WELL, there we were on Thursday evening with the Irish market in excellent form and just a few points off its all-time high. Excellent results from Greencore had given the market a boost, CRH was on the rebound, the banks were in good demand and even Smurfit looked as it might actually break through the 170p barrier.
And then along came Alan Greenspan to spoil the bull's party, with his thinly-veiled warning that the Fed will hike interest rates if the "irrational exuberance" of stock markets is seen as jeopardising the United States economy.
The Fed chairman's views came as a bolt out of the blue for stock market investors, who have tended to adopt the view that the current bull market has no end in sight. But with US blue-chips up 25 per cent this year, Mr Green- span is clearly concerned that the markets may be setting themselves up for another crash that could cripple the US economy.
And it was not just share prices that took a tumble after the Greenspan remark. Bond prices also fell sharply, and once again Irish bonds fell further than their German counterparts, widening further the yield gap that had narrowed dramatically when convergence trading was at its peak.
This setback for the markets will probably mean that recent broker forecasts of a Greencore share price at 420p within the next six months will have to be revised, not because of anything negative about Greencore, but because the European sugar producers against whom Greencore is usually compared will suffer price setbacks, especially as some are trading on quite weighty multiples.

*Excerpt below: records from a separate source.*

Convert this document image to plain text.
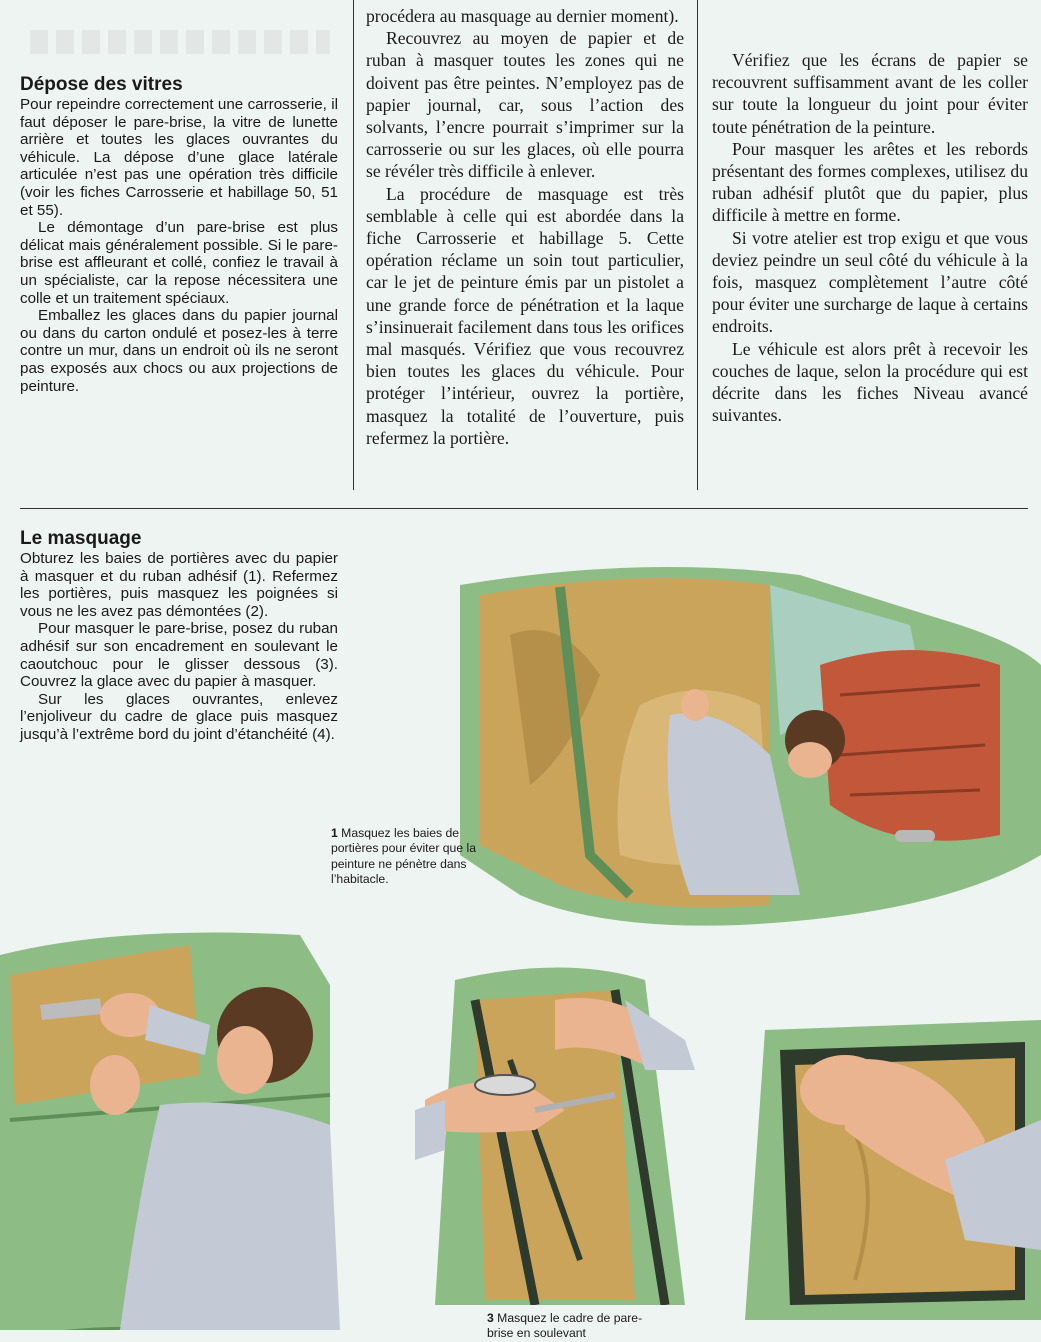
Dépose des vitres

Pour repeindre correctement une carrosserie, il faut déposer le pare-brise, la vitre de lunette arrière et toutes les glaces ouvrantes du véhicule. La dépose d’une glace latérale articulée n’est pas une opération très difficile (voir les fiches Carrosserie et habillage 50, 51 et 55).

Le démontage d’un pare-brise est plus délicat mais généralement possible. Si le pare-brise est affleurant et collé, confiez le travail à un spécialiste, car la repose nécessitera une colle et un traitement spéciaux.

Emballez les glaces dans du papier journal ou dans du carton ondulé et posez-les à terre contre un mur, dans un endroit où ils ne seront pas exposés aux chocs ou aux projections de peinture.

procédera au masquage au dernier moment).

Recouvrez au moyen de papier et de ruban à masquer toutes les zones qui ne doivent pas être peintes. N’employez pas de papier journal, car, sous l’action des solvants, l’encre pourrait s’imprimer sur la carrosserie ou sur les glaces, où elle pourra se révéler très difficile à enlever.

La procédure de masquage est très semblable à celle qui est abordée dans la fiche Carrosserie et habillage 5. Cette opération réclame un soin tout particulier, car le jet de peinture émis par un pistolet a une grande force de pénétration et la laque s’insinuerait facilement dans tous les orifices mal masqués. Vérifiez que vous recouvrez bien toutes les glaces du véhicule. Pour protéger l’intérieur, ouvrez la portière, masquez la totalité de l’ouverture, puis refermez la portière.

Vérifiez que les écrans de papier se recouvrent suffisamment avant de les coller sur toute la longueur du joint pour éviter toute pénétration de la peinture.

Pour masquer les arêtes et les rebords présentant des formes complexes, utilisez du ruban adhésif plutôt que du papier, plus difficile à mettre en forme.

Si votre atelier est trop exigu et que vous deviez peindre un seul côté du véhicule à la fois, masquez complètement l’autre côté pour éviter une surcharge de laque à certains endroits.

Le véhicule est alors prêt à recevoir les couches de laque, selon la procédure qui est décrite dans les fiches Niveau avancé suivantes.

Le masquage

Obturez les baies de portières avec du papier à masquer et du ruban adhésif (1). Refermez les portières, puis masquez les poignées si vous ne les avez pas démontées (2).

Pour masquer le pare-brise, posez du ruban adhésif sur son encadrement en soulevant le caoutchouc pour le glisser dessous (3). Couvrez la glace avec du papier à masquer.

Sur les glaces ouvrantes, enlevez l’enjoliveur du cadre de glace puis masquez jusqu’à l’extrême bord du joint d’étanchéité (4).

1 Masquez les baies de portières pour éviter que la peinture ne pénètre dans l’habitacle.
3 Masquez le cadre de pare-brise en soulevant
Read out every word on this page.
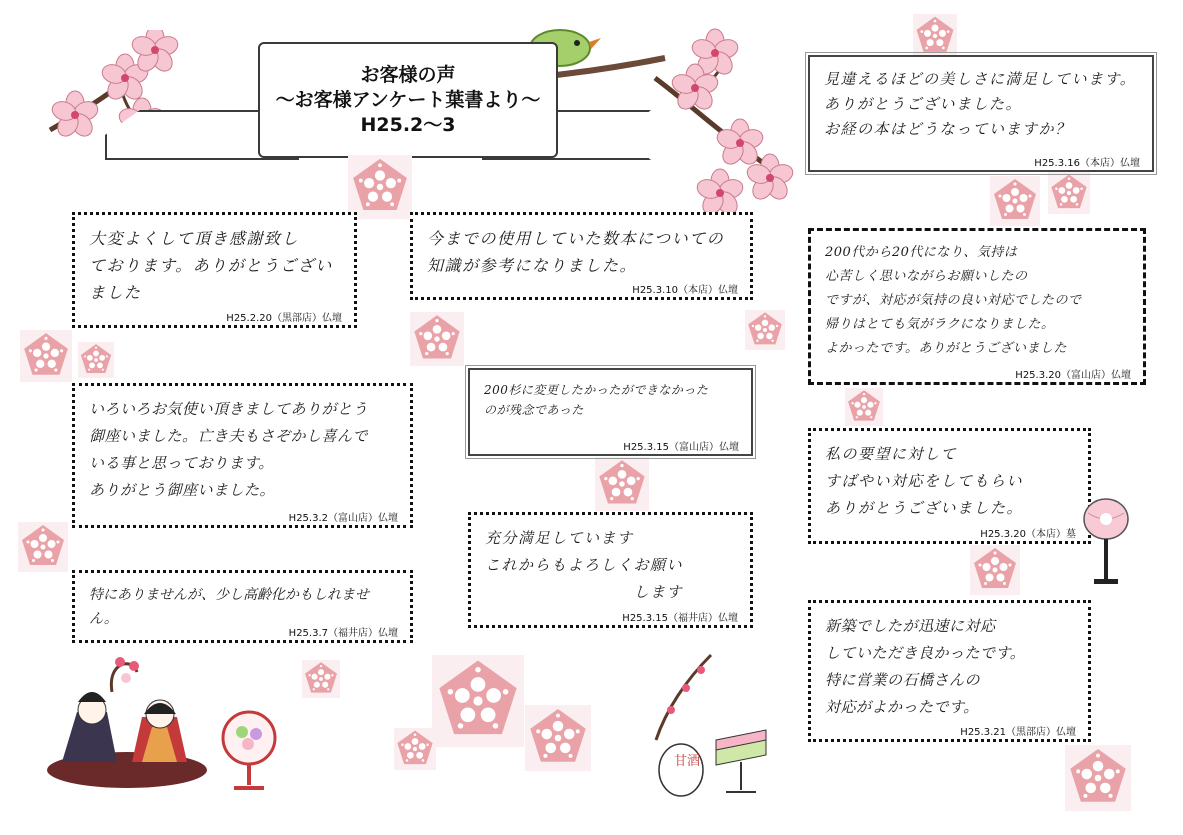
お客様の声
～お客様アンケート葉書より～
H25.2～3
大変よくして頂き感謝致し
ております。ありがとうござい
ました
H25.2.20（黒部店）仏壇
今までの使用していた数本についての
知識が参考になりました。
H25.3.10（本店）仏壇
見違えるほどの美しさに満足しています。
ありがとうございました。
お経の本はどうなっていますか？
H25.3.16（本店）仏壇
200代から20代になり、気持は
心苦しく思いながらお願いしたの
ですが、対応が気持の良い対応でしたので
帰りはとても気がラクになりました。
よかったです。ありがとうございました
H25.3.20（富山店）仏壇
200杉に変更したかったができなかった
のが残念であった
H25.3.15（富山店）仏壇
いろいろお気使い頂きましてありがとう
御座いました。亡き夫もさぞかし喜んで
いる事と思っております。
ありがとう御座いました。
H25.3.2（富山店）仏壇
私の要望に対して
すばやい対応をしてもらい
ありがとうございました。
H25.3.20（本店）墓
充分満足しています
これからもよろしくお願い
　　　　　　　　　します
H25.3.15（福井店）仏壇
特にありませんが、少し高齢化かもしれません。
H25.3.7（福井店）仏壇	新築でしたが迅速に対応
していただき良かったです。
特に営業の石橋さんの
対応がよかったです。
H25.3.21（黒部店）仏壇
甘酒
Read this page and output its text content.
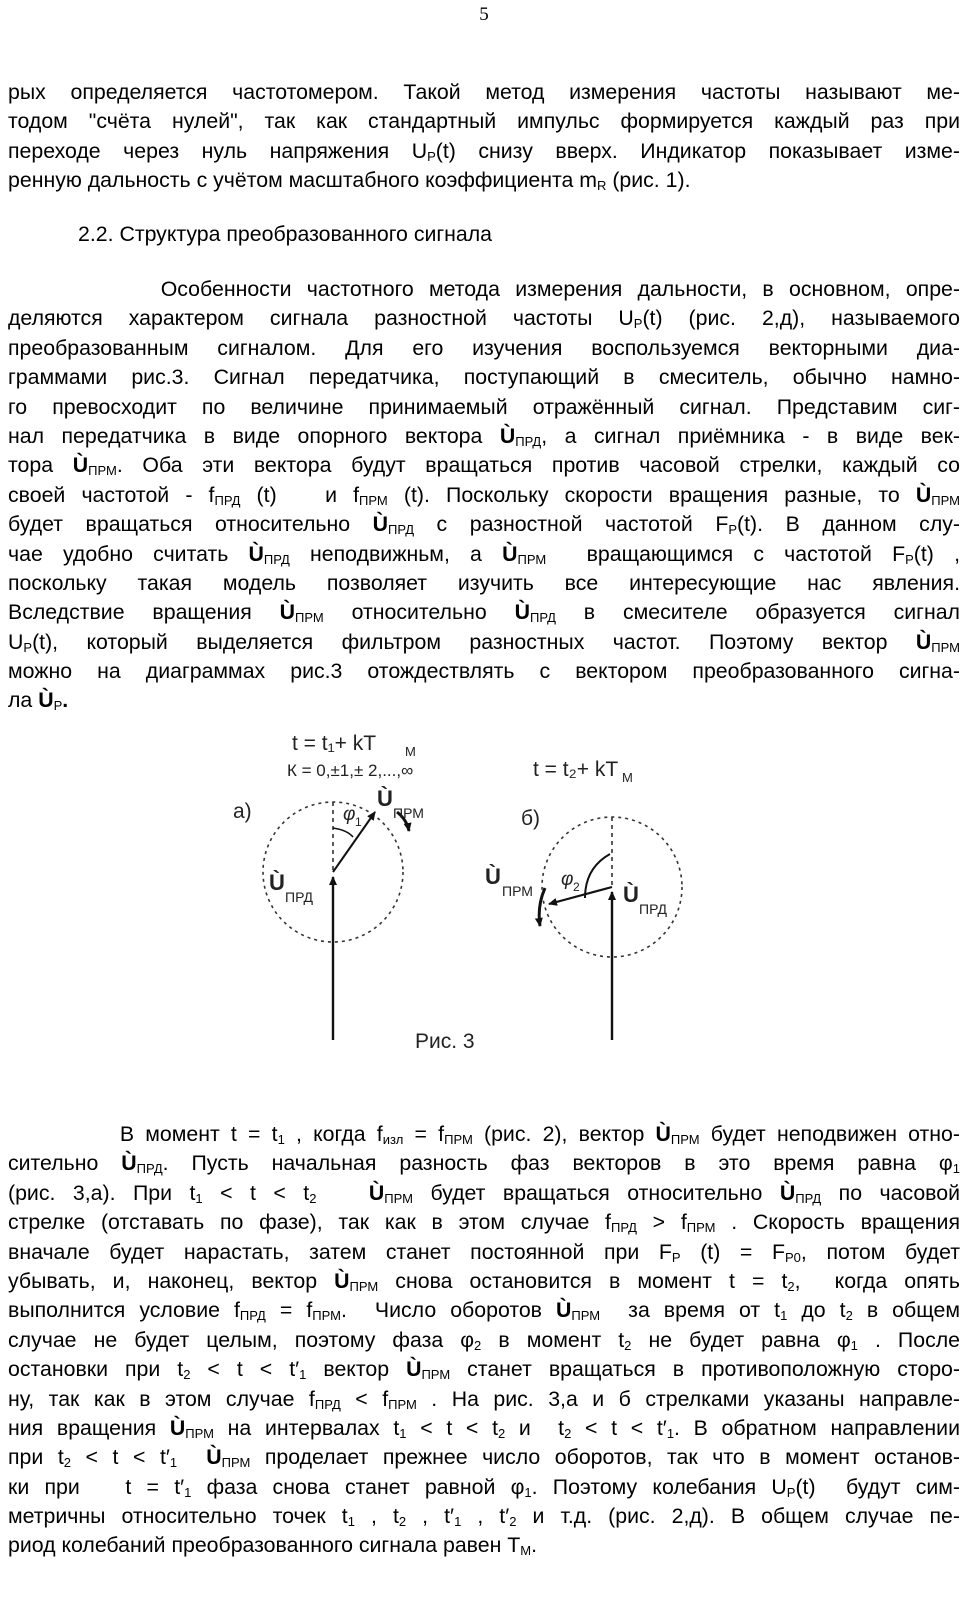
5
рых определяется частотомером. Такой метод измерения частоты называют ме-
тодом "счёта нулей", так как стандартный импульс формируется каждый раз при
переходе через нуль напряжения $U_P(t)$ снизу вверх. Индикатор показывает изме-
ренную дальность с учётом масштабного коэффициента $m_R$ (рис. 1).
2.2. Структура преобразованного сигнала
Особенности частотного метода измерения дальности, в основном, опре-
деляются характером сигнала разностной частоты $U_P(t)$ (рис. 2,д), называемого
преобразованным сигналом. Для его изучения воспользуемся векторными диа-
граммами рис.3. Сигнал передатчика, поступающий в смеситель, обычно намно-
го превосходит по величине принимаемый отражённый сигнал. Представим сиг-
нал передатчика в виде опорного вектора $Ù_{ПРД}$, а сигнал приёмника - в виде век-
тора $Ù_{ПРМ}$. Оба эти вектора будут вращаться против часовой стрелки, каждый со
своей частотой - $f_{ПРД}$ (t)   и $f_{ПРМ}$ (t). Поскольку скорости вращения разные, то $Ù_{ПРМ}$
будет вращаться относительно $Ù_{ПРД}$ с разностной частотой $F_P(t)$. В данном слу-
чае удобно считать $Ù_{ПРД}$ неподвижньм, а $Ù_{ПРМ}$  вращающимся с частотой $F_P(t)$ ,
поскольку такая модель позволяет изучить все интересующие нас явления.
Вследствие вращения $Ù_{ПРМ}$ относительно $Ù_{ПРД}$ в смесителе образуется сигнал
$U_P(t)$, который выделяется фильтром разностных частот. Поэтому вектор $Ù_{ПРМ}$
можно на диаграммах рис.3 отождествлять с вектором преобразованного сигна-
ла $Ù_P$.
t = t₁+ kT М
К = 0,±1,± 2,...,∞	t = t₂+ kT М
а)	б)
φ 1
Ù
ПРМ
Ù
ПРД
φ 2
Ù
ПРМ	Ù
ПРД
Рис. 3
В момент $t = t_1$ , когда $f_{изл} = f_{ПРМ}$ (рис. 2), вектор $Ù_{ПРМ}$ будет неподвижен отно-
сительно $Ù_{ПРД}$. Пусть начальная разность фаз векторов в это время равна $\varphi_1$
(рис. 3,а). При $t_1 < t < t_2$ $Ù_{ПРМ}$ будет вращаться относительно $Ù_{ПРД}$ по часовой
стрелке (отставать по фазе), так как в этом случае $f_{ПРД} > f_{ПРМ}$ . Скорость вращения
вначале будет нарастать, затем станет постоянной при $F_P$ $(t) = F_{P0}$, потом будет
убывать, и, наконец, вектор $Ù_{ПРМ}$ снова остановится в момент $t = t_2$,  когда опять
выполнится условие $f_{ПРД} = f_{ПРМ}$.  Число оборотов $Ù_{ПРМ}$  за время от $t_1$ до $t_2$ в общем
случае не будет целым, поэтому фаза $\varphi_2$ в момент $t_2$ не будет равна $\varphi_1$ . После
остановки при $t_2 < t < t'_1$ вектор $Ù_{ПРМ}$ станет вращаться в противоположную сторо-
ну, так как в этом случае $f_{ПРД} < f_{ПРМ}$ . На рис. 3,а и б стрелками указаны направле-
ния вращения $Ù_{ПРМ}$ на интервалах $t_1 < t < t_2$ и  $t_2 < t < t'_1$. В обратном направлении
при $t_2 < t < t'_1$ $Ù_{ПРМ}$ проделает прежнее число оборотов, так что в момент останов-
ки при   $t = t'_1$ фаза снова станет равной $\varphi_1$. Поэтому колебания $U_P(t)$  будут сим-
метричны относительно точек $t_1$ , $t_2$ , $t'_1$ , $t'_2$ и т.д. (рис. 2,д). В общем случае пе-
риод колебаний преобразованного сигнала равен $T_M$.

Greencore still remains an attractive stock and investors in the company know that for a large part of its business the current year has already been mapped out. As the virtual monopoly sugar producer in Ireland, Greencore has been able to steadily increase its operating margins to more than 20 per cent, while the mailing business in Ireland is in the happy position of having its 1996-97 order book completely filled.
Greencore's awesome cash-generative abilities do not mean an acquisition splurge and David Dilger warned that Greencore would tread cautiously when it came to buying.
Greencore has been the focus of some hefty trading in recent months, but this is thought to be largely domestic institutional buying from the KEPIT investment trust and Deutsche Morgan Grenfell (DMG) in the wake of the Peter Young affair that could cost DMG £400 million in fines. A few million from selling Greencore shares might not mean a lot to DMG when it comes to meeting the costs of the Young affair, but every little helps.
The Murtagh brothers are understood not to have been best pleased when it leaked out that Kingspan's bid for Ward Building Systems in Britain looks like being successful. A rival management buy-out seems to have fallen by the wayside leaving the way clear for Kingspan to go ahead with its bid. The big question is how Kingspan - with a lot of debt on its balance sheet - will finance a £20-£25 million acquisition. Going to the market looks a likely option despite the latest weakness.